Saat dia turun, aku dan Jenni terkesiap. Penampilannnya seperti wanita sepuluh tahun lebih tua. Dia memakai kemeja crop-top, memperlihatkan perut dan lekuk pinggangnya yang indah dan pusar yang memikat, dan untungnya tidak ditindik. Ada bra di balik bajunya, aku bisa melihat tali di bahunya. Dibawah dia memakai rok lipit yang panjangnya sekitar sepuluh senti diatas lutut, dan terakhir sepasang sepatu dengan hak ga terlalu tinggi.

Dia memakai make up walaupun ga berlebihan, rambutnya diikat keatas, menunjukkan lehernya yang jenjang – mirip seperti ibunya. Jenni bertepuk tangan melihatnya, sementara aku membayangkan sebanyak apa laki-laki yang akan memandangi putriku, berusaha menelanjanginya dengan pandangan mereka. Pemikiran itu pasti terlihat dari ekspresiku karena Agnes menghampiriku dan memelukku.

"Jangan khawatir, Ayah," bisiknya di telingaku. "Aku bisa menjaga diri sendiri di pesta. Aku ga punya pacar dan toh aku belum siap untuk itu. Ada beberapa orang tua yang akan mengawasi di pesta, oke?"

Aku melihat Jenni menyeringai padaku, dan aku merasa mereka pasti sudah kerjasama saat mereka keluar berdua.

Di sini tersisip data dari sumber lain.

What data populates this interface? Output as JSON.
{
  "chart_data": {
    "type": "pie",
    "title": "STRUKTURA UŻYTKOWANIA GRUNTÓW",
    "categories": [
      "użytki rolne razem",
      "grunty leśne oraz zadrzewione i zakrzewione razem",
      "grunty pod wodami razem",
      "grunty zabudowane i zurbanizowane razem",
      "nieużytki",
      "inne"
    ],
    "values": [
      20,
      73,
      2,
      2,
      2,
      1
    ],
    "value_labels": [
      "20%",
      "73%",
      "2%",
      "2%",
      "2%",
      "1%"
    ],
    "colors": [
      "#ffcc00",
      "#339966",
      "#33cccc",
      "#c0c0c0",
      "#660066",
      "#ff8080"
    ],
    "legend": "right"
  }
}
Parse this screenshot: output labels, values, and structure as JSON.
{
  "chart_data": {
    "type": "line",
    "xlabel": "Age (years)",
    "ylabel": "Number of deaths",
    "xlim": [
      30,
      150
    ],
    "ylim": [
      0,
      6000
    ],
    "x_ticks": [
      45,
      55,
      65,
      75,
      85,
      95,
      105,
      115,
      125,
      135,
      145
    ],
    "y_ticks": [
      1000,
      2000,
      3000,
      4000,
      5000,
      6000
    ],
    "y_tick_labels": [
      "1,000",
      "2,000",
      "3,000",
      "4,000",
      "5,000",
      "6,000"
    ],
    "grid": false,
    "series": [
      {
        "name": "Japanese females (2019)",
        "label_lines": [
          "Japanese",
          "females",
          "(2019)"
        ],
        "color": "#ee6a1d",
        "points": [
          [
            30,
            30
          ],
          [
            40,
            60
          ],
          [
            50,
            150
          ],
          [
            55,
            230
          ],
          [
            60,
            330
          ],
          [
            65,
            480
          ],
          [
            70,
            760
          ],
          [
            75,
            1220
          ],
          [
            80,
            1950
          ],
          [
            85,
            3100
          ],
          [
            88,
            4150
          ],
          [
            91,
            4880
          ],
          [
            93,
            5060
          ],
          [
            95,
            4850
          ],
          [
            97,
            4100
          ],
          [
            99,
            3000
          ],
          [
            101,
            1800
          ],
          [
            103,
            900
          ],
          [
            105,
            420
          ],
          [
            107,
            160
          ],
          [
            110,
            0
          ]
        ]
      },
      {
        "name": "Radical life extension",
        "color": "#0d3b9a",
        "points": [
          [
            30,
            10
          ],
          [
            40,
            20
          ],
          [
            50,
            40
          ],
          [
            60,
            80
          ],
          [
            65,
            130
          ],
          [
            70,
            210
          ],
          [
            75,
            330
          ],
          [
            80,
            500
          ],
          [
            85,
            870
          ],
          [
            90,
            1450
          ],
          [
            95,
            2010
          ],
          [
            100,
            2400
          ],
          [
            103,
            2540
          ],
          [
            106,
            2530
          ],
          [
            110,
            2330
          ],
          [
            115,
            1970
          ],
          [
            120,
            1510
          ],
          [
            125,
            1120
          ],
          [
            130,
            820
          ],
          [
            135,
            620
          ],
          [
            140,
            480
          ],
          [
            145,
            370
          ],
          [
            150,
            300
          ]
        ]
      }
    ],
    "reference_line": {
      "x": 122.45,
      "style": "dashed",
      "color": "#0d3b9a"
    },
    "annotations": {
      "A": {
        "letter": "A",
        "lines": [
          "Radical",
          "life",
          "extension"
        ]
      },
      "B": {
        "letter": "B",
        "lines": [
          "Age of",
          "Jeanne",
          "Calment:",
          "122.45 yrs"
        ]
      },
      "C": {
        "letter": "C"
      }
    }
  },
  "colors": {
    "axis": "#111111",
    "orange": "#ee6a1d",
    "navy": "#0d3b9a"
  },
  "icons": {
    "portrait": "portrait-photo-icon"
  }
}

"Ayah, apa bisa jemput aku nanti malam setelah acara? Sekitar jam setengah sebelas?"

"Errik," potong Jenni, "Gimana kalau aku yang jemput dan sekaligus kami menginap di apartmentmu? Itu lebih dekat dari tempat pesta. Lebih baik daripada harus jauh-jauh pulang kesini malam-malam."

Aku setuju, dan sebenarnya lega Agnes minta dijemput. Itu bikin aku lebih tenang karena tahu dia ga akan kemana-mana setelah acara. Aku sendiri bisa tidur disini, ada satu kamar tidur tamu. Kamar utama akan tetap dipakai Ana.

Bel berbunyi dan salah satu temannya berdiri di depan pintu, wanita untungnya dengan mobil ibunya di belakang, untuk menjemput Agnes. Gadis itu memakai pakaian yang mirip dengan Agnes, tapi bedanya aku ga bisa melihat bahkan sekedar bayangan tali bra di pundaknya dan rok yang dipakainya begitu ketat dan pendek sehingga saat dia berjalan kembali ke mobilnya, aku bisa melihat isi di dalamnya, thong. Aku menebak-nebak apakah putriku memakai model celana dalam yang sama. Agnes melihat temannya kembali ke mobil dan memelukku. "Aku lebih sopan di bawah," bisiknya.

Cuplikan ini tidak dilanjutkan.